7. Your driving your old beat-up VW micro-bus at a velocity of 90 km/h, when rounding a corner you see a tree down across the road 50 m ahead. You hit the breaks as hard as you can and accelerate at a negative 7.5 m/s².
   How far do you go before coming to a complete stop? Can you avoid hitting the tree?

   Depress mouse to view answer.

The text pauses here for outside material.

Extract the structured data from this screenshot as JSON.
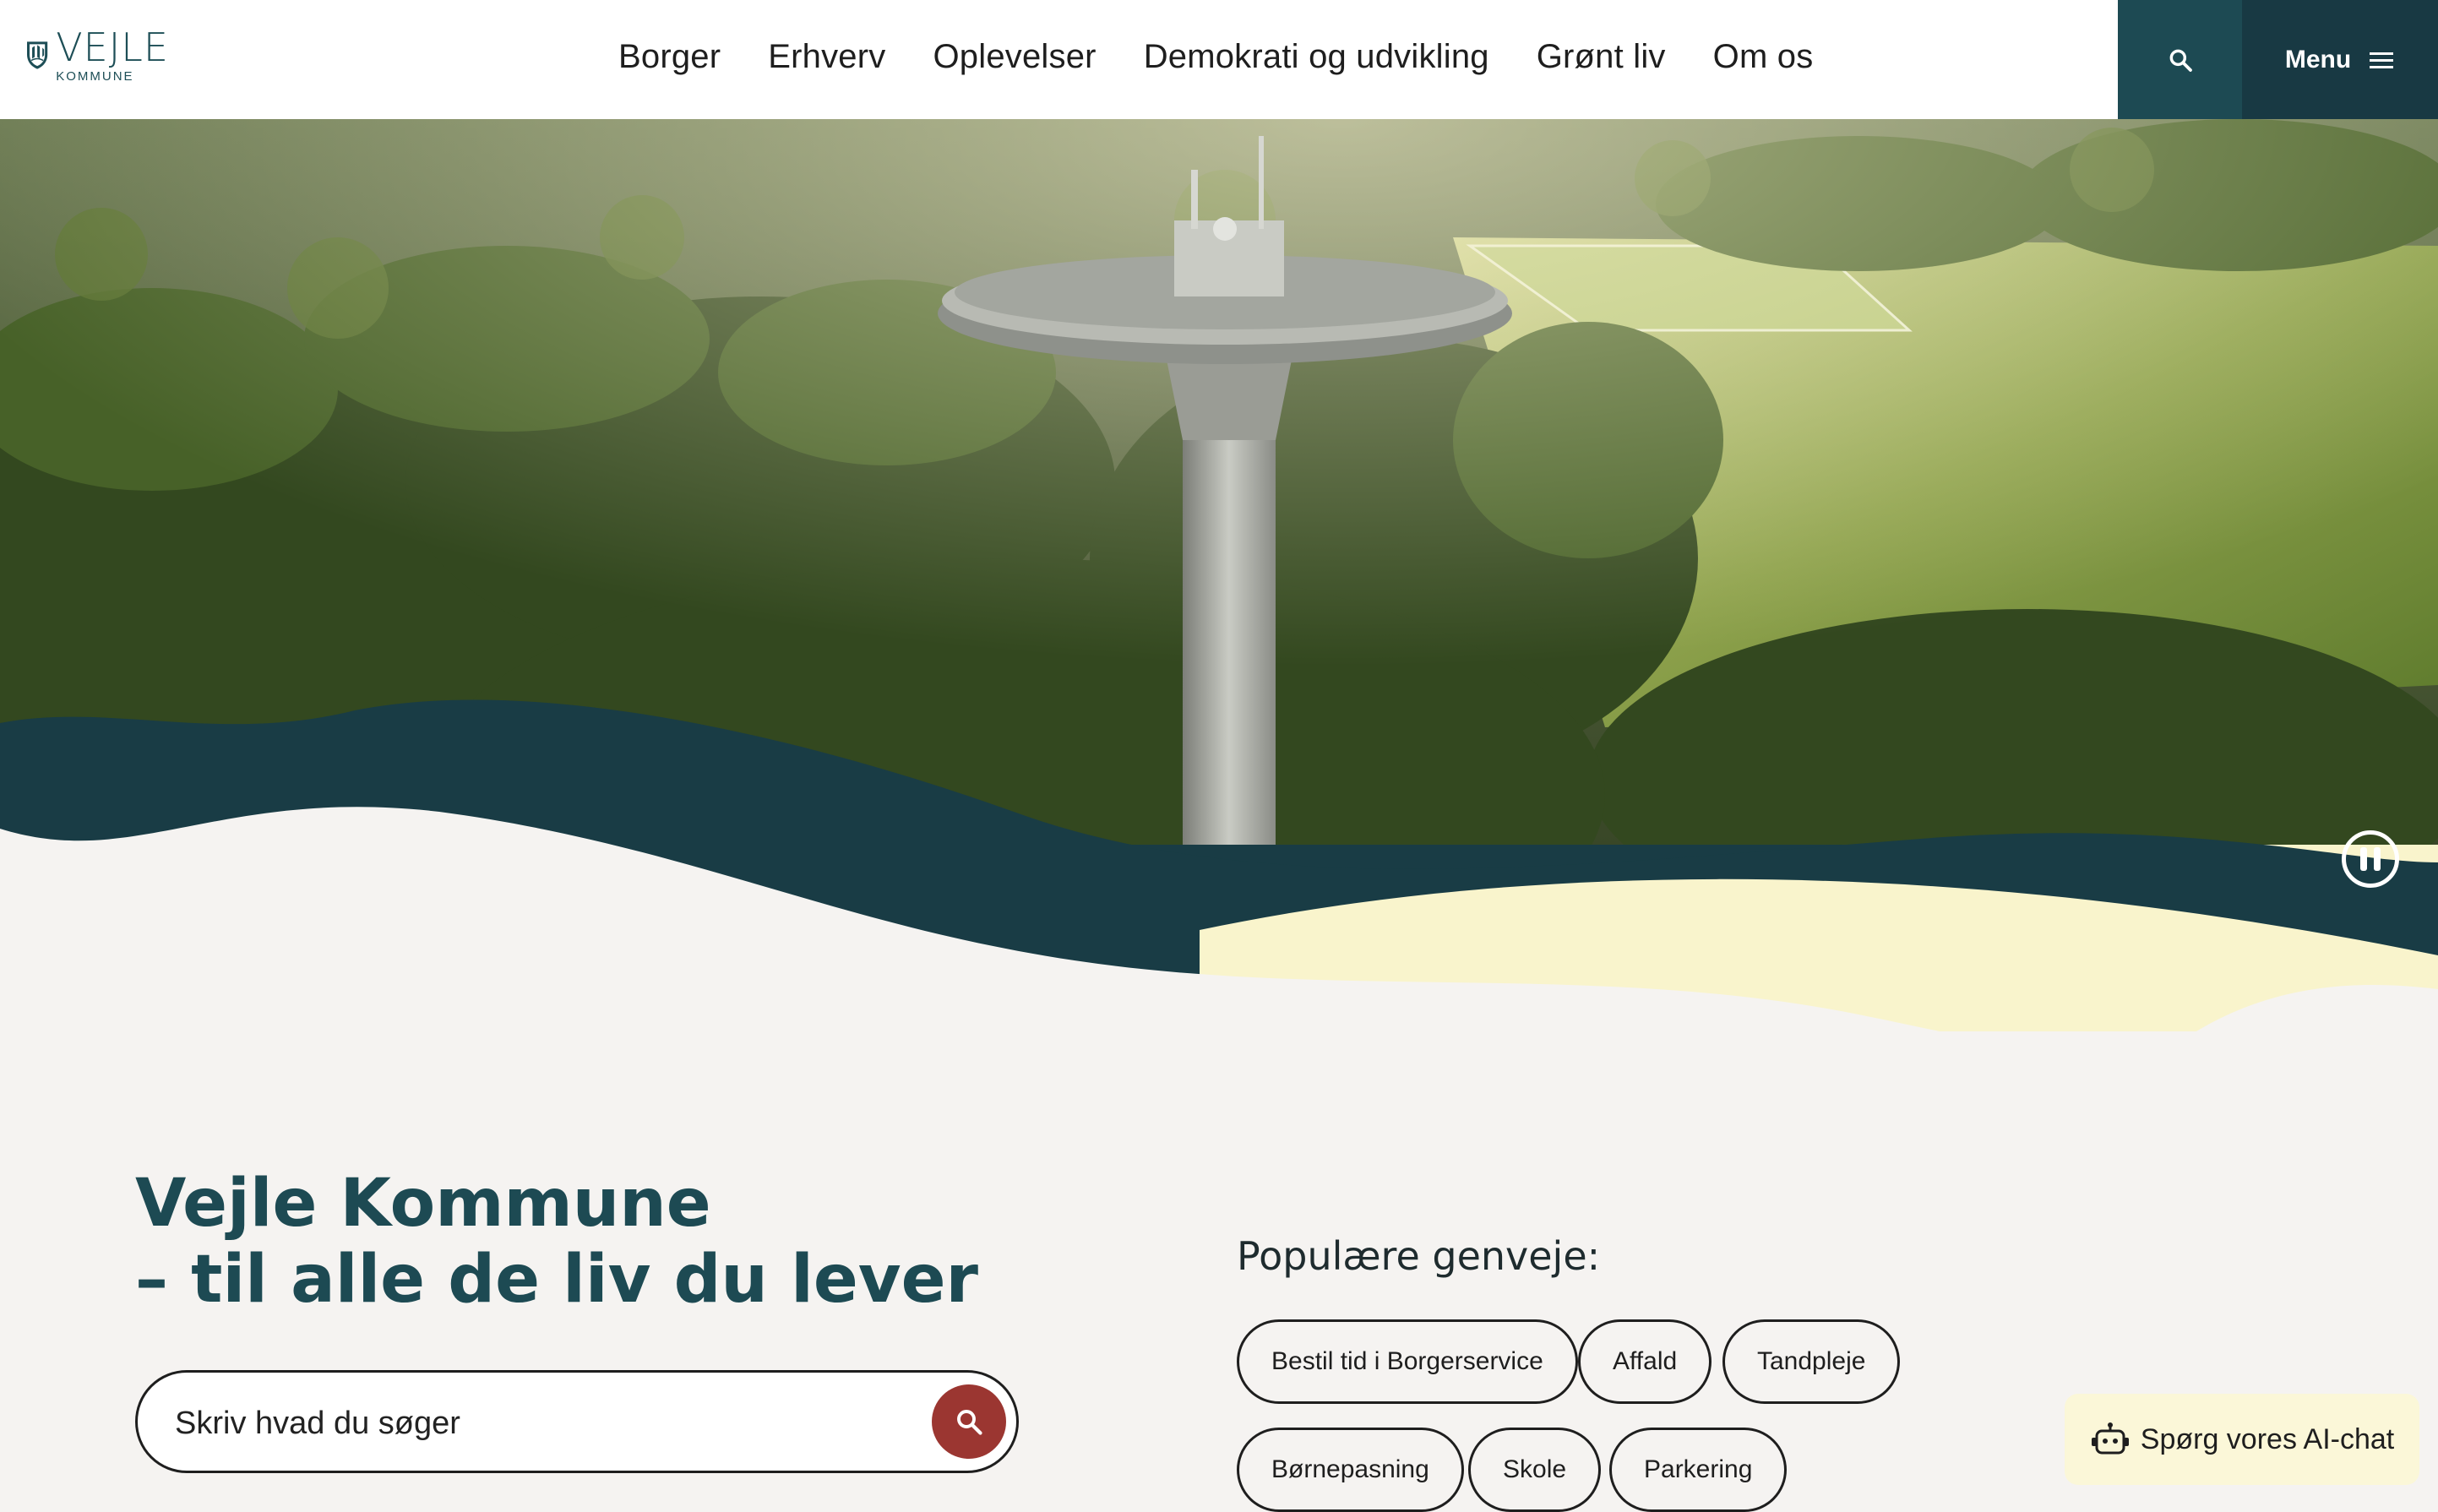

Answer: d = 42 m vf^2 = vi^2 + 2ad so d = vf^2 - vi^2 / 2a convert km/h to m/s 90 km/h x 1000 m/km x 1 h/3600s = 25 m/s d = 0^2 - (25 m/s)^2 / (2)(-7.5 m/s^2) d = 42 m You didn't hit the tree.

    

    

8. A 3 kg flowerpot falls of an apartment building porch railing 12 m above the side walk.
   With what speed does the flowerpot strike the sidewalk?

   Depress mouse to view answer. Answer: vf = 15.3 m/s vf^2 = vi^2 + 2gd so vf = sq. rt. of (vi^2 + 2gd) vf = sq. rt. of [0 + (2)(-9.8 m/s^2)(-12.0 m) vf = sq. rt. of 235.2 m^2/s^2 vf = 15.3 m/s

    

    

9. Matt is flying a light aircraft and is rising at 4 m/s when he drops his lunch bag. After 1.5 sec.: (a) what is the velocity of the bag? (b) How far has the bag fallen?(c) How far below the aircraft is the bag?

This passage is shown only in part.